The 2023 Laureates improved the energy conversion efficiency of commercially dominant silicon cells, by improving the quality of both the top and the rear surface of standard silicon solar cells. When sunlight — in the form of particles called photons — enters a cell, it excites the electrons within the silicon. In this excited state, electrons can move through the cell, creating electric current. The improved surface of the PERC cell allows the electrons to maintain this excited state — or move freely — for longer, resulting in greater and more efficient energy generation.
Green and Blakers produced solar cells with 18% efficiency at UNSW in 1983; over the next two years, the professors published cell results of 19% and 20% efficiency, subsequently achieving over 21% efficiency in 1988 with Wang and Zhao. In 1983, Green had theoretically determined the maximum achievable efficiency to be close to 30% and suggested the maximum practical limit of 25% efficiency, with Wang and Zhao leading the work that ultimately reached this goal in 1999.
Green said he is honoured to share the QEPrize with his three former PhD students Blakers, Wang and Zhao. “As engineers, we are constantly striving to improve the world we live in. As the world feels the devastating impacts of our changing environment and collapsing ecosystems, I feel passionately that we must rapidly reduce our reliance on fossil fuels if we wish to maintain the trajectory of human civilisation on our shared planet. I hope that PERC technology winning the QEPrize will highlight the importance of accelerated solar adoption to address climate change.”
Blakers said the award is an honour for him and for the people he has worked with over the years. “I am delighted to share this prize with Martin Green and Drs Wang and Zhao who have made major contributions to solar energy over many decades,” he said.

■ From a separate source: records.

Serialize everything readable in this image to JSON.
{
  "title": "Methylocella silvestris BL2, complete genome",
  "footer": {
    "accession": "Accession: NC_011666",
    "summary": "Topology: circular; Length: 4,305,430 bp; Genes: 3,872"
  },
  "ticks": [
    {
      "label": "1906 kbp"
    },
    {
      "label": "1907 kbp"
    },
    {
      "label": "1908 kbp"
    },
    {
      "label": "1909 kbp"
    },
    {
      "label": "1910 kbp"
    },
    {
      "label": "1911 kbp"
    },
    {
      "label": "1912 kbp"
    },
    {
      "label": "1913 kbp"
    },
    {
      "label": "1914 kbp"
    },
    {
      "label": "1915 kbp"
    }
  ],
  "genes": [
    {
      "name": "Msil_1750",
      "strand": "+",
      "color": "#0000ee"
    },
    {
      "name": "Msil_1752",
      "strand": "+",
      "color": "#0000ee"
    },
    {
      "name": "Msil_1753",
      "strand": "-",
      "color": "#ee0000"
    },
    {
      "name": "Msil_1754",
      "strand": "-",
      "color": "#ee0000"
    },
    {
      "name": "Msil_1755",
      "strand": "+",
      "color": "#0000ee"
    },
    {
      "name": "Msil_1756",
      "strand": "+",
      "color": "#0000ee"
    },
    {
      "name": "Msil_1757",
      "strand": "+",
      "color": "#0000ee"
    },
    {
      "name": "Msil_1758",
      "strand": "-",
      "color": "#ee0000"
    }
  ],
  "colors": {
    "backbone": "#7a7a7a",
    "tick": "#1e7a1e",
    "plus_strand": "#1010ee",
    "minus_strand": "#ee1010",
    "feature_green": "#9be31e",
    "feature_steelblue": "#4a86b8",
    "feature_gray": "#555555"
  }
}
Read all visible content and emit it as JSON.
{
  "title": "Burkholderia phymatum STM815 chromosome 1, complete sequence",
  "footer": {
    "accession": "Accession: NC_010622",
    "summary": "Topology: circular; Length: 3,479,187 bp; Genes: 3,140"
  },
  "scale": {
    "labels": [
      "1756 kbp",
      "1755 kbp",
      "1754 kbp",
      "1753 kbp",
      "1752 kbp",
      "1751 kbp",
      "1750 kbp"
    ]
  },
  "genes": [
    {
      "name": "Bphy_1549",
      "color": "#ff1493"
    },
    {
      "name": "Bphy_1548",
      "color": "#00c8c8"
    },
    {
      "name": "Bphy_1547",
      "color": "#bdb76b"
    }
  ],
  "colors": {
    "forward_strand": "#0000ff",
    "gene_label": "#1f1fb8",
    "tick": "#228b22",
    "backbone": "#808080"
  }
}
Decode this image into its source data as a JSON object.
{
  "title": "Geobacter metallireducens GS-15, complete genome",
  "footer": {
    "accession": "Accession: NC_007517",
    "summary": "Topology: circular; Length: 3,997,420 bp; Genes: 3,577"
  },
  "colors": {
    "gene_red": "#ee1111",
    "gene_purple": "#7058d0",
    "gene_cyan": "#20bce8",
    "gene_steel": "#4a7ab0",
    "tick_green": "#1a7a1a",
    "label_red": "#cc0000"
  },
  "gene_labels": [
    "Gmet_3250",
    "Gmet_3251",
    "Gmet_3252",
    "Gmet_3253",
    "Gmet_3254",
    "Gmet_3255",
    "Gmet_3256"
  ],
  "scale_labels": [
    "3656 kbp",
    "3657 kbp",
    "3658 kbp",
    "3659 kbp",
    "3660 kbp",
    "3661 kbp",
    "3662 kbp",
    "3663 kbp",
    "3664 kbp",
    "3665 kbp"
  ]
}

Recognising the significant role PERC technology plays in the development of solar energy, the awardees published their findings without patenting, encouraging further developments within the field and driving down the cost of production to the benefit of wider society. Green added that he is proud of the impact of the achievements of many of his former students, including his fellow awardees, have had on the world. “This has not only been in developing new cell technologies like PERC, but also in transforming the solar manufacturing industry by using their expertise to establish manufacturing in low-cost regions of Asia. This is one of the main reasons that solar has suddenly become so cheap over the last decade.”
With the cost of solar energy generation decreasing over the past decade, PERC technology is now among the most commercially viable silicon solar cell technologies used in solar panels and large-scale electricity production. Blakers said he hoped to use his new-found platform as a QEPrize recipient to highlight the importance of accelerated solar adoption to address the threat of global warming. “Solar energy is enormously abundant nearly everywhere. Silicon solar cells allow clean and affordable electrification of energy-poor rural areas across Asia, Africa and the Americas,” Brown said.
The QEPrize Laureates will share £500,000 in prize money and will be honoured at a presentation ceremony in London later this year.